Bypass traverse checking
Applies to
- Windows 11
- Windows 10
Learn more about what features and functionality are supported in each Windows edition at Compare Windows 10 Editions.
Describes the best practices, location, values, policy management, and security considerations for the Bypass traverse checking security policy setting.
Reference
This policy setting determines which users (or a process that acts on behalf of the user’s account) have permission to navigate an object path in the NTFS file system or in the registry without being checked for the Traverse Folder special access permission. This user right doesn't allow the user to list the contents of a folder. It only allows the user to traverse folders to access permitted files or subfolders.
Constant: SeChangeNotifyPrivilege
Possible values
- User-defined list of accounts
- Not Defined
Best practices
- Use access–based enumeration when you want to prevent users from seeing any folder or file to which they don't have access.
- Use the default settings of this policy in most cases. If you change the settings, verify your intent through testing.
Location
Computer Configuration\Windows Settings\Security Settings\Local Policies\User Rights Assignment
Default values
The following table lists the actual and effective default policy values. Default values are also listed on the policy’s property page.
| Server type or GPO | Default value |
|---|---|
| Default Domain Policy | Not Defined |
| Default Domain Controller Policy | Administrators Authenticated Users Everyone Local Service Network Service Pre-Windows 2000 Compatible Access |
| Stand-Alone Server Default Settings | Administrators Backup Operators Users Everyone Local Service Network Service |
| Domain Controller Effective Default Settings | Administrators Authenticated Users Everyone Local Service Network Service Pre-Windows 2000 Compatible Access |
| Member Server Effective Default Settings | Administrators Backup Operators Users Everyone Local Service Network Service |
| Client Computer Effective Default Settings | Administrators Backup Operators Users Everyone Local Service Network Service |
Policy management
Permissions to files and folders are controlled through the appropriate configuration of file system access control lists (ACLs). The ability to traverse the folder doesn't provide any Read or Write permissions to the user.
A restart of the computer isn't required for this policy setting to be effective.
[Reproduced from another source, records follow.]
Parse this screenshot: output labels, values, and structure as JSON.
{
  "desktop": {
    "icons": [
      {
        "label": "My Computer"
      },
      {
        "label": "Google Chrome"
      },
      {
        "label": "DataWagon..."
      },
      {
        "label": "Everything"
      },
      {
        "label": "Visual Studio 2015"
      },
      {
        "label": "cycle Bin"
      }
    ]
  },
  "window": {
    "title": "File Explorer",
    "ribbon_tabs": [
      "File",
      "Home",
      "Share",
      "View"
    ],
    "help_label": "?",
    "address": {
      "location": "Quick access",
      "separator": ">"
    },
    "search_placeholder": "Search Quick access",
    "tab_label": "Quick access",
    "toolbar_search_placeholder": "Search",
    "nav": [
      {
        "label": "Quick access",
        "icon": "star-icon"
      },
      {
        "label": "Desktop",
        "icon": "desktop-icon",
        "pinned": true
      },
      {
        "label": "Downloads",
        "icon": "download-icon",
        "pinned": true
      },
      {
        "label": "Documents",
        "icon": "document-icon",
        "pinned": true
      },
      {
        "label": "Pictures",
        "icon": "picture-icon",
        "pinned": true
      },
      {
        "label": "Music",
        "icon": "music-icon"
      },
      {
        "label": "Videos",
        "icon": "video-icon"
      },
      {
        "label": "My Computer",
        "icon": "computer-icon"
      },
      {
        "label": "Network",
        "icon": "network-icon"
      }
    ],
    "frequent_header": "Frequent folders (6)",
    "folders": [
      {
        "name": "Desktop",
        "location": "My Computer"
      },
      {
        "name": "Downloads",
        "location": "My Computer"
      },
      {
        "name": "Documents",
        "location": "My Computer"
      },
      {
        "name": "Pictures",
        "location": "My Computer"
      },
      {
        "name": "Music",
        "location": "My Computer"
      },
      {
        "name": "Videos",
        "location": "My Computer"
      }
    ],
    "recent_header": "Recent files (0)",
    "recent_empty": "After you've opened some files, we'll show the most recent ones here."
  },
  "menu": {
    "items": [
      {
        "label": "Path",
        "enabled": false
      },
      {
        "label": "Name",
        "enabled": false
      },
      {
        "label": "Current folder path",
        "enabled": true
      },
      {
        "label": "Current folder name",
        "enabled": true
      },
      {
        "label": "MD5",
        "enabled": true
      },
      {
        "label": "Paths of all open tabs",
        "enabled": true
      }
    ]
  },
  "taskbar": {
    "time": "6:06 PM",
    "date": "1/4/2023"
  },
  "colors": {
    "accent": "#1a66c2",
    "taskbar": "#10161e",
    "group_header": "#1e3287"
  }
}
Any change to the user rights assignment for an account becomes effective the next time the owner of the account logs on.
Group Policy
Settings are applied in the following order through a Group Policy Object (GPO), which will overwrite settings on the local computer at the next Group Policy update:
- Local policy settings
- Site policy settings
- Domain policy settings
- OU policy settings
When a local setting is greyed out, it indicates that a GPO currently controls that setting.
Security considerations
This section describes how an attacker might exploit a feature or its configuration, how to implement the countermeasure, and the possible negative consequences of countermeasure implementation.
Vulnerability
The default configuration for the Bypass traverse checking setting is to allow all users to bypass traverse checking. Permissions to files and folders are controlled through the appropriate configuration of file system access control lists (ACLs) because the ability to traverse the folder doesn't provide any Read or Write permissions to the user. The only scenario in which the default configuration could lead to a mishap would be if the administrator who configures permissions doesn't understand how this policy setting works. For example, the administrator might expect that users who are unable to access a folder are unable to access the contents of any child folders. Such a situation is unlikely, and, therefore, this vulnerability presents little risk.
Countermeasure
Organizations that are concerned about security may want to remove the Everyone group from the list of groups that have the Bypass traverse checking user right. Taking explicit control over traversal assignments can be an effective way to limit access to sensitive information. Access–based enumeration can also be used. If you use access–based enumeration, users can't see any folder or file to which they don't have access. For more info about this feature, see Access-based Enumeration.
Potential impact
The Windows operating systems and many applications were designed with the expectation that anyone who can legitimately access the computer will have this user right. Therefore, we recommend that you thoroughly test any changes to assignments of the Bypass traverse checking user right before you make such changes to production systems. In particular, IIS requires this user right to be assigned to the Network Service, Local Service, IIS_WPG, IUSR_<ComputerName>, and IWAM_<ComputerName> accounts. (It must also be assigned to the ASPNET account through its membership in the Users group.) We recommend that you leave this policy setting at its default configuration.